Strange to say, but until fairly recently Paris’s restaurant scene was rather provincial. If you didn’t want French food, you had to settle for mediocre, dumbed-down Chinese, Japanese, Italian or Indian. Mexican was pretty much nonexistent. The occasional exception was for food from former French colonies in North Africa or Vietnam.
Happily, those days are gone. Is it the influence of the Internet? I’m not sure, but in any case it is clear that foreign restaurants in Paris are becoming much more sophisticated and cosmopolitan.
One example is a small place called La Vague on Rue du Faubourg Saint Martin in the 10th arrondissement, a street becoming a little paradise for foreign food (see this previous review), with trendy new restaurants alternating with dilapidated hairdressing parlors and wholesale clothing and accessories shops as the area gentrifies.
La Vague specializes in Nikkei, that interesting fusion of Japanese and Peruvian cuisines, both of which feature raw fish in the form of sushi and ceviche. It’s funny to think that a wave of Japanese emigration to a South American country over a century ago is influencing what we eat in Paris today, but so it is.

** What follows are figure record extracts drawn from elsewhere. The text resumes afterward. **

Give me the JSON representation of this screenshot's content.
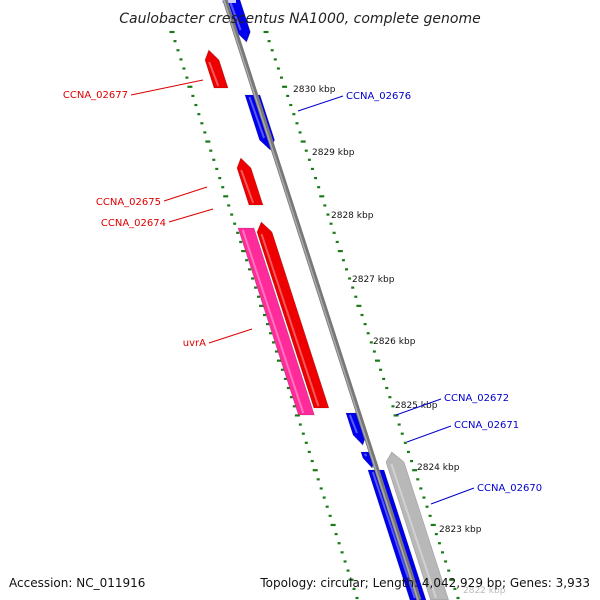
{
  "title": "Caulobacter crescentus NA1000, complete genome",
  "footer": {
    "accession": "Accession: NC_011916",
    "topology": "Topology: circular; Length: 4,042,929 bp; Genes: 3,933"
  },
  "colors": {
    "backbone": "#777777",
    "ticks": "#1a7a1a",
    "forward_gene": "#0000ee",
    "reverse_gene": "#ee0000",
    "uvrA": "#ff2b9a",
    "grey_feature": "#b8b8b8",
    "forward_label": "#0000cc",
    "reverse_label": "#dd0000"
  },
  "ticks": [
    {
      "label": "2830 kbp"
    },
    {
      "label": "2829 kbp"
    },
    {
      "label": "2828 kbp"
    },
    {
      "label": "2827 kbp"
    },
    {
      "label": "2826 kbp"
    },
    {
      "label": "2825 kbp"
    },
    {
      "label": "2824 kbp"
    },
    {
      "label": "2823 kbp"
    },
    {
      "label": "2822 kbp"
    }
  ],
  "genes": [
    {
      "id": "g-top",
      "label": "",
      "strand": "forward"
    },
    {
      "id": "CCNA_02677",
      "label": "CCNA_02677",
      "strand": "reverse"
    },
    {
      "id": "CCNA_02676",
      "label": "CCNA_02676",
      "strand": "forward"
    },
    {
      "id": "CCNA_02675",
      "label": "CCNA_02675",
      "strand": "reverse"
    },
    {
      "id": "CCNA_02674",
      "label": "CCNA_02674",
      "strand": "reverse"
    },
    {
      "id": "uvrA",
      "label": "uvrA",
      "strand": "reverse"
    },
    {
      "id": "CCNA_02672",
      "label": "CCNA_02672",
      "strand": "forward"
    },
    {
      "id": "CCNA_02671",
      "label": "CCNA_02671",
      "strand": "forward"
    },
    {
      "id": "CCNA_02670",
      "label": "CCNA_02670",
      "strand": "forward"
    }
  ]
}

The restaurant has a pretty, cheerful decor that relies greatly on repetition and religious kitsch, with a long hallway hung with myriad mirrors of different sizes and shapes, and a multiplicity of crucifixes decorating the restroom, along with a picture of a smiling psychedelic skull with flowers for eyes. In the restaurant itself are more images of happy skulls, chairs painted shades of blue and white, and a display of cacti.
La Vague offers four categories of dishes: ceviches, tatakis (barely seared and marinated meat) made with Black Angus rump steak, buttifaras (Peruvian sandwiches) and a variety of side dishes.

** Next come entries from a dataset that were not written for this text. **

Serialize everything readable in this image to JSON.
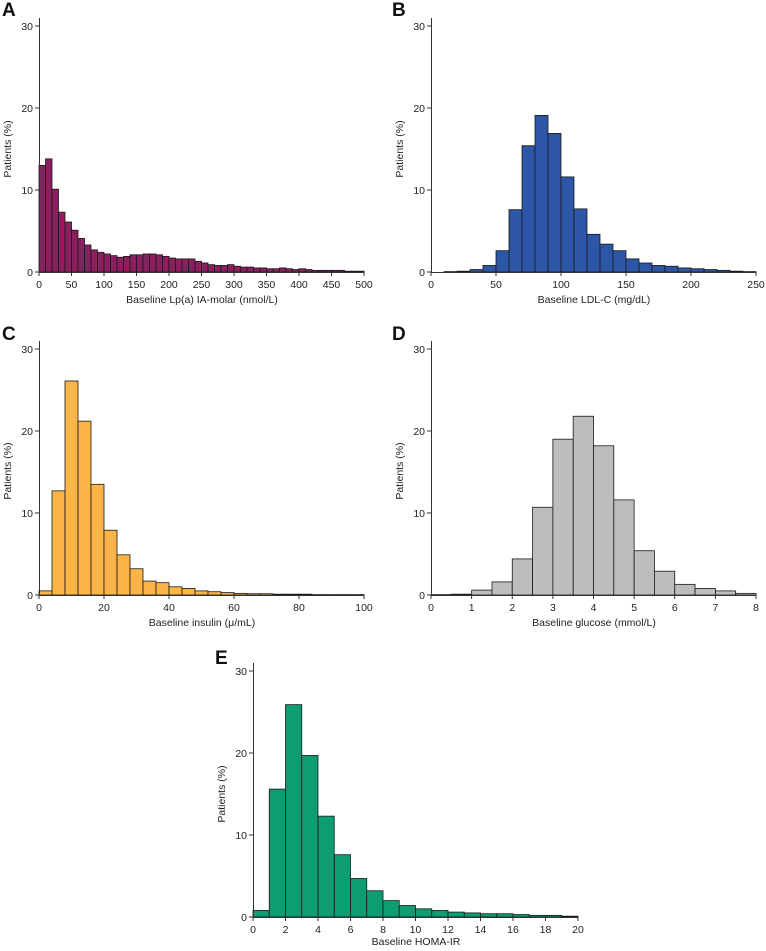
{
  "chart_data": [
    {
      "id": "A",
      "type": "bar",
      "panel_label": "A",
      "xlabel": "Baseline Lp(a) IA-molar (nmol/L)",
      "ylabel": "Patients (%)",
      "color": "#8B1F5F",
      "xlim": [
        0,
        500
      ],
      "ylim": [
        0,
        30
      ],
      "xticks": [
        0,
        50,
        100,
        150,
        200,
        250,
        300,
        350,
        400,
        450,
        500
      ],
      "yticks": [
        0,
        10,
        20,
        30
      ],
      "bin_start": 0,
      "bin_width": 10,
      "values": [
        13.0,
        13.8,
        10.1,
        7.3,
        6.1,
        5.1,
        4.1,
        3.3,
        2.7,
        2.4,
        2.2,
        2.0,
        1.8,
        1.9,
        2.1,
        2.1,
        2.2,
        2.2,
        2.1,
        1.9,
        1.7,
        1.6,
        1.6,
        1.6,
        1.3,
        1.1,
        0.9,
        0.8,
        0.8,
        0.9,
        0.7,
        0.6,
        0.6,
        0.5,
        0.5,
        0.4,
        0.4,
        0.5,
        0.4,
        0.3,
        0.4,
        0.3,
        0.2,
        0.2,
        0.2,
        0.2,
        0.2,
        0.1,
        0.1,
        0.1
      ]
    },
    {
      "id": "B",
      "type": "bar",
      "panel_label": "B",
      "xlabel": "Baseline LDL-C (mg/dL)",
      "ylabel": "Patients (%)",
      "color": "#2E56A6",
      "xlim": [
        0,
        250
      ],
      "ylim": [
        0,
        30
      ],
      "xticks": [
        0,
        50,
        100,
        150,
        200,
        250
      ],
      "yticks": [
        0,
        10,
        20,
        30
      ],
      "bin_start": 10,
      "bin_width": 10,
      "values": [
        0.05,
        0.1,
        0.3,
        0.8,
        2.6,
        7.6,
        15.4,
        19.1,
        16.9,
        11.6,
        7.7,
        4.6,
        3.4,
        2.6,
        1.6,
        1.1,
        0.8,
        0.7,
        0.5,
        0.4,
        0.3,
        0.2,
        0.1,
        0.05
      ]
    },
    {
      "id": "C",
      "type": "bar",
      "panel_label": "C",
      "xlabel": "Baseline insulin (μ/mL)",
      "ylabel": "Patients (%)",
      "color": "#FBB447",
      "xlim": [
        0,
        100
      ],
      "ylim": [
        0,
        30
      ],
      "xticks": [
        0,
        20,
        40,
        60,
        80,
        100
      ],
      "yticks": [
        0,
        10,
        20,
        30
      ],
      "bin_start": 0,
      "bin_width": 4,
      "values": [
        0.5,
        12.7,
        26.1,
        21.2,
        13.5,
        7.9,
        4.9,
        3.2,
        1.7,
        1.5,
        1.0,
        0.8,
        0.5,
        0.4,
        0.3,
        0.2,
        0.15,
        0.15,
        0.1,
        0.1,
        0.1,
        0.05,
        0.05,
        0.05,
        0.05
      ]
    },
    {
      "id": "D",
      "type": "bar",
      "panel_label": "D",
      "xlabel": "Baseline glucose (mmol/L)",
      "ylabel": "Patients (%)",
      "color": "#BDBDBD",
      "xlim": [
        0,
        8
      ],
      "ylim": [
        0,
        30
      ],
      "xticks": [
        0,
        1,
        2,
        3,
        4,
        5,
        6,
        7,
        8
      ],
      "yticks": [
        0,
        10,
        20,
        30
      ],
      "bin_start": 0,
      "bin_width": 0.5,
      "values": [
        0.05,
        0.1,
        0.6,
        1.6,
        4.4,
        10.7,
        19.0,
        21.8,
        18.2,
        11.6,
        5.4,
        2.9,
        1.3,
        0.8,
        0.5,
        0.2
      ]
    },
    {
      "id": "E",
      "type": "bar",
      "panel_label": "E",
      "xlabel": "Baseline HOMA-IR",
      "ylabel": "Patients (%)",
      "color": "#0E9C72",
      "xlim": [
        0,
        20
      ],
      "ylim": [
        0,
        30
      ],
      "xticks": [
        0,
        2,
        4,
        6,
        8,
        10,
        12,
        14,
        16,
        18,
        20
      ],
      "yticks": [
        0,
        10,
        20,
        30
      ],
      "bin_start": 0,
      "bin_width": 1,
      "values": [
        0.8,
        15.6,
        25.9,
        19.7,
        12.3,
        7.6,
        4.7,
        3.2,
        2.0,
        1.4,
        1.0,
        0.8,
        0.6,
        0.5,
        0.4,
        0.4,
        0.3,
        0.2,
        0.2,
        0.1
      ]
    }
  ]
}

We tried everything but the ceviche, which, judging by the quality of the other dishes, should be excellent. As you can see from the
photos, the dishes are a riot of color, all bursting with fresh ingredients and sparkling flavor. We loved the tataki buttifara, served on a poppyseed-encrusted roll, and the chimi churry tataki with red and green peppers, onions, parsley, child peppers and Xéres vinegar.

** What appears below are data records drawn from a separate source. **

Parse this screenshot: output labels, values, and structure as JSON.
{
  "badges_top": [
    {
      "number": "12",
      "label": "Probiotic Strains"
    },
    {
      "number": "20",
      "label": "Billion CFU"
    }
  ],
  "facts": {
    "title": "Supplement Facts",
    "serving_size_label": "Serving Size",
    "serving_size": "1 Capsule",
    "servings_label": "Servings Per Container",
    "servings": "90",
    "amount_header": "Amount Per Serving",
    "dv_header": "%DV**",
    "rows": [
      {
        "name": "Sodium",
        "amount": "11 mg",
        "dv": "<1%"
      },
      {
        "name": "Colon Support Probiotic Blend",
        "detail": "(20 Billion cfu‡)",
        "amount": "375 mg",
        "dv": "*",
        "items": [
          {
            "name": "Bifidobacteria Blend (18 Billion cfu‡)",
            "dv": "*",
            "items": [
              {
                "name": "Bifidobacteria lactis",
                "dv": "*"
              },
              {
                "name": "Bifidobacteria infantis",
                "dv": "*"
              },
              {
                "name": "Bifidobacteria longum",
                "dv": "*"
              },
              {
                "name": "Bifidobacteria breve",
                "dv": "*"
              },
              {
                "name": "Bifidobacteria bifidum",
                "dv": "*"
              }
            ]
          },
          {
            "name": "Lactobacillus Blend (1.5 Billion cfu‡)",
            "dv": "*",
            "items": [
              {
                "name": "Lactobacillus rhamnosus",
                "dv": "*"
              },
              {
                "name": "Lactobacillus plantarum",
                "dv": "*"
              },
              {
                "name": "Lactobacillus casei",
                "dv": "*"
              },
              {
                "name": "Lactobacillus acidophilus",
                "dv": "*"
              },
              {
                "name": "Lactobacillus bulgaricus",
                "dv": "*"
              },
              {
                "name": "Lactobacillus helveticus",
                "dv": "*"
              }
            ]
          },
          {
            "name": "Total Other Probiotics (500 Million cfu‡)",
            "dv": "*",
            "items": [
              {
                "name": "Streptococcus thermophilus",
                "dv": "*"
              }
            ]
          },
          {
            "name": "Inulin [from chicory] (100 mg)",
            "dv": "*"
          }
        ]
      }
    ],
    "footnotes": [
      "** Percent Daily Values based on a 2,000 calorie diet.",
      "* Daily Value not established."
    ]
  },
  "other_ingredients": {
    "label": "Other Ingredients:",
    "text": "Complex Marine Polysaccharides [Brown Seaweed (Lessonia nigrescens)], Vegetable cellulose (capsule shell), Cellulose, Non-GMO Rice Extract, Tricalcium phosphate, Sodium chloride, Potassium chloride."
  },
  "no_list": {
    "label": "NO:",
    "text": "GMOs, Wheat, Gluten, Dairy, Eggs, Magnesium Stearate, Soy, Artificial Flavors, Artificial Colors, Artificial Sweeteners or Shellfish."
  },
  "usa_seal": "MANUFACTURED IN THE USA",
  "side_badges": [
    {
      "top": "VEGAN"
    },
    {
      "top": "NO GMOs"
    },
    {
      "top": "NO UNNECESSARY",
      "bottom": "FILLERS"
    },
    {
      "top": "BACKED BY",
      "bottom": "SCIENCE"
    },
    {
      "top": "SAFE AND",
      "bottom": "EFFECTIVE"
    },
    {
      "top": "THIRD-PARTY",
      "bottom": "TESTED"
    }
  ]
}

My friend Tom, a quinoa skeptic, was even won over by the salad made with that trendy grain, electrified with red onions, mango, fennel and coriander. The only dish I had any reservations about was the causa poulpe. The squid and other ingredients were fine, but I didn’t take to the cold mashed potatoes that are part of this unusual salad.
We weren’t expecting much from the desserts, but that was a mistake. They were both lusciously addictive: a version of tiramisu made
with coconut, pink cookies from Reims, yuzu and strawberries, prettily topped with a violet flower and a strawberry, and a tres leches (three-milk) cake.
Let us all now say gracias to those long-ago Japanese emigrants to Peru and contemplate the many blessings of mixing and migration.